8. - Acrescentemos ainda a circunstância de tudo nas usanças concorrer para lamentar a perda da vida terrestre e temer a passagem da Terra ao céu. A morte é rodeada de cerimônias lúgubres, mais próprias a infundirem terror do que a provocarem a esperança. Se descrevem a morte, é sempre com aspecto repelente e nunca como sono de transição; todos os seus emblemas lembram a destruição do corpo, mostrando-o hediondo e descarnado; nenhum simboliza a alma desembaraçando-se radiosa dos grilhões terrestres. A partida para esse mundo mais feliz só se faz acompanhar do lamento dos sobreviventes, como se imensa desgraça atingira os que partem; dizem-lhes eternos adeuses como se jamais devessem revê-los.
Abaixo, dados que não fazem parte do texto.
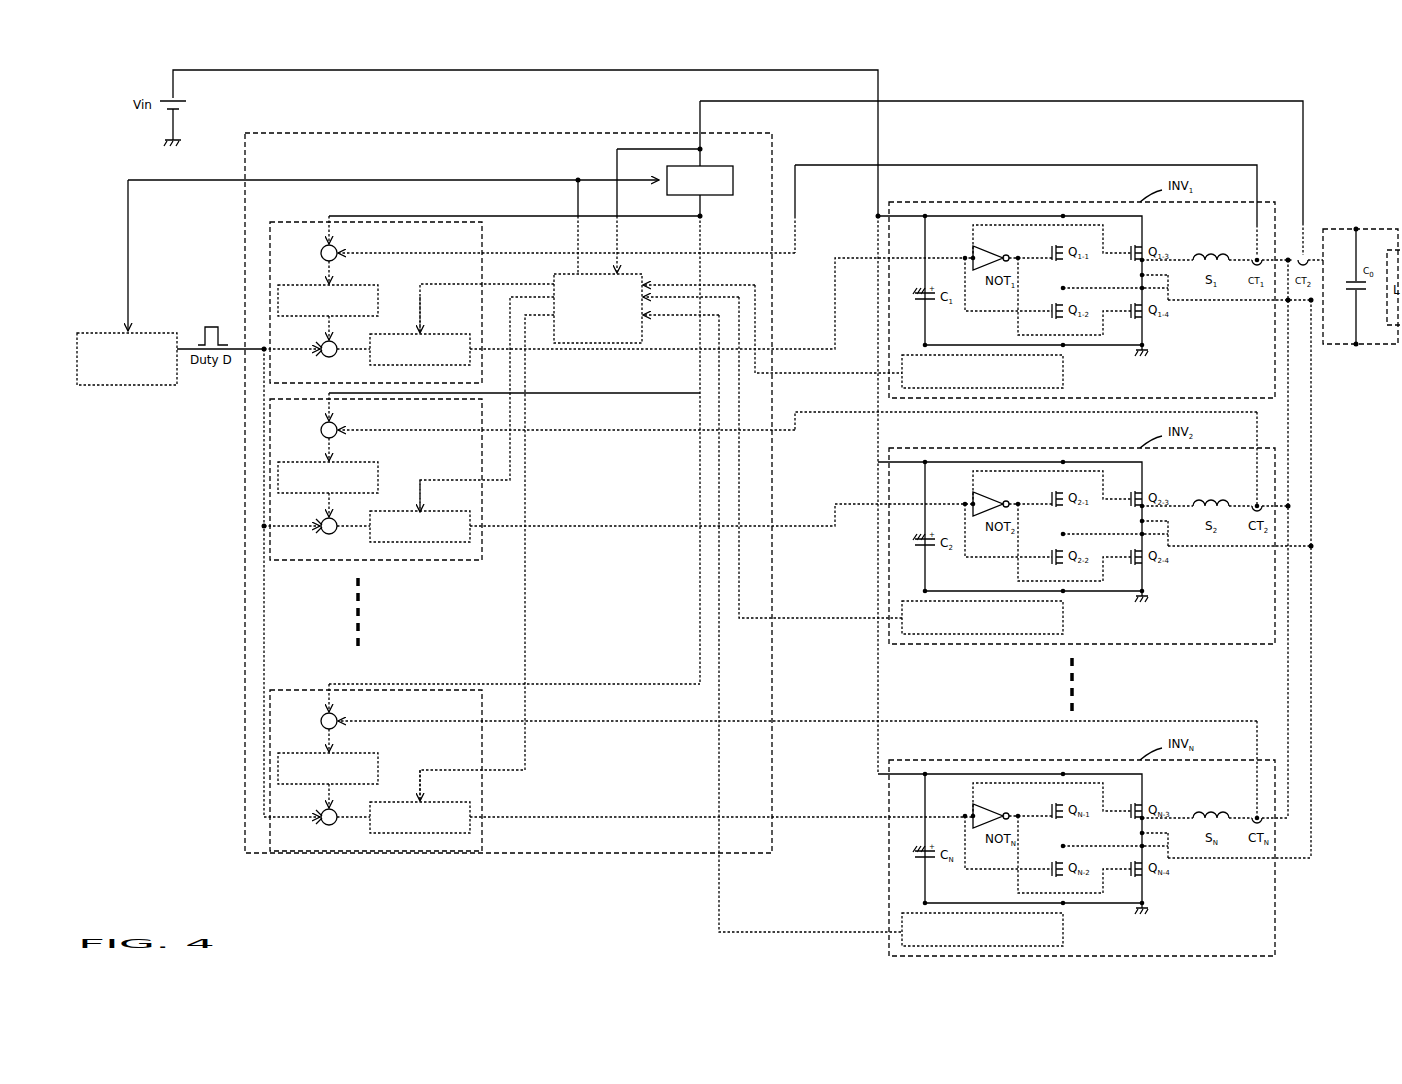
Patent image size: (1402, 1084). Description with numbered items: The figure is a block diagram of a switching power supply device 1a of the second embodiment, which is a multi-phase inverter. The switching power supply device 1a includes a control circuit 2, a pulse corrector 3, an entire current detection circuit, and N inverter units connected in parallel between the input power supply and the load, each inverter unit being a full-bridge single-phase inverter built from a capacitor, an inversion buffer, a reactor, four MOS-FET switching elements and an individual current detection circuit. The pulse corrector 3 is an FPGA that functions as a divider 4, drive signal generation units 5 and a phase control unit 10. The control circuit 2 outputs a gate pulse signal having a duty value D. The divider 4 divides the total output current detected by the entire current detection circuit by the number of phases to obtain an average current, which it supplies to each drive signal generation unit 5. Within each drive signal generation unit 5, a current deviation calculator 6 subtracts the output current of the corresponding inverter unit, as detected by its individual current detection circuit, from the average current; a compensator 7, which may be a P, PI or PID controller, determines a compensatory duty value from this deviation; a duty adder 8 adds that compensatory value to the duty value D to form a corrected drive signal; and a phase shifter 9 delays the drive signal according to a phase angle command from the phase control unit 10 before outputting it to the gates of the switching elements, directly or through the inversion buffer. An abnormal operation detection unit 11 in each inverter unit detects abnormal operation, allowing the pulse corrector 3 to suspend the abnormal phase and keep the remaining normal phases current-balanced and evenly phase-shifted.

The switching power supply device 1a is at (1192, 90).
The control circuit 2 is at (160, 335).
The pulse corrector 3 is at (628, 133).
The divider 4 is at (716, 166).
The drive signal generation unit 5 is at (276, 222).
The current deviation calculator 6 is at (339, 250).
The compensator 7 is at (366, 285).
The duty adder 8 is at (336, 356).
The phase shifter 9 is at (435, 334).
The phase control unit 10 is at (638, 273).
The abnormal operation detection unit 11 is at (1063, 367).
Lastima-se por eles a perda dos gozos mundanos, como se não fossem encontrar maiores gozos no além-túmulo. Que desgraça, dizem, morrer tão jovem, rico e feliz, tendo a perspectiva de um futuro brilhante! A idéia de um futuro melhor apenas toca de leve o pensamento, porque não tem nele raízes. Tudo concorre, assim, para inspirar o terror da morte, em vez de infundir esperança.
Sem dúvida que muito tempo será preciso para o homem se desfazer desses preconceitos, o que não quer dizer que isto não suceda, à medida que a sua fé se for firmando, a ponto de conceber uma idéia mais sensata da vida espiritual.
9. - Demais, a crença vulgar coloca as almas em regiões apenas acessíveis ao pensamento, onde se tornam de alguma sorte estranhas aos vivos; a própria Igreja põe entre umas e outras uma barreira insuperável, declarando rotas todas as relações e impossível qualquer comunicação. Se as almas estão no inferno, perdida é toda a esperança de as rever, a menos que lá se vá ter também; se estão entre os eleitos, vivem completamente absortas em contemplativa beatitude. Tudo isso interpõe entre mortos e vivos uma distância tal que faz supor eterna a separação, e é por isso que muitos preferem ter junto de si, embora sofrendo, os entes caros, antes que vê-los partir, ainda mesmo que para o céu.
E a alma que estiver no céu será realmente feliz vendo, por exemplo, arder eternamente seu filho, seu pai, sua mãe ou seus amigos?
Por que os espíritas não temem a morte
10. - A Doutrina Espírita transforma completamente a perspectiva do futuro. A vida futura deixa de ser uma hipótese para ser realidade. O estado das almas depois da morte não é mais um sistema, porém o resultado da observação. Ergueu-se o véu; o mundo espiritual aparece-nos na plenitude de sua realidade prática; não foram os homens que o descobriram pelo esforço de uma concepção engenhosa, são os próprios habitantes desse mundo que nos vêm descrever a sua situação; aí os vemos em todos os graus da escala espiritual, em todas as rases da felicidade e da desgraça, assistindo, enfim, a todas as peripécias da vida de além-túmulo. Eis aí por que os espíritas encaram a morte calmamente e se revestem de serenidade nos seus últimos momentos sobre a Terra. Já não é só a esperança, mas a certeza que os conforta; sabem que a vida futura é a continuação da vida terrena em melhores condições e aguardam-na com a mesma confiança com que aguardariam o despontar do Sol após uma noite de tempestade. Os motivos dessa confiança decorrem, outrossim, dos fatos testemunhados e da concordância desses fatos com a lógica, com a justiça e bondade de Deus, correspondendo às íntimas aspirações da Humanidade.
Para os espíritas, a alma não é uma abstração; ela tem um corpo etéreo que a define ao pensamento, o que muito é para fixar as idéias sobre a sua individualidade, aptidões e percepções. A lembrança dos que nos são caros repousa sobre alguma coisa de real. Não se nos apresentam mais como chamas fugitivas que nada falam ao pensamento, porém sob uma forma concreta que antes no-los mostra como seres viventes. Além disso, em vez de perdidos nas profundezas do Espaço, estão ao redor de nós; o mundo corporal e o mundo espiritual identificam-se em perpétuas relações, assistindo-se mutuamente.
Não mais permissível sendo a dúvida sobre o futuro, desaparece o temor da morte; encara-se a sua aproximação a sangue-frio, como quem aguarda a libertação pela porta da vida e não do nada.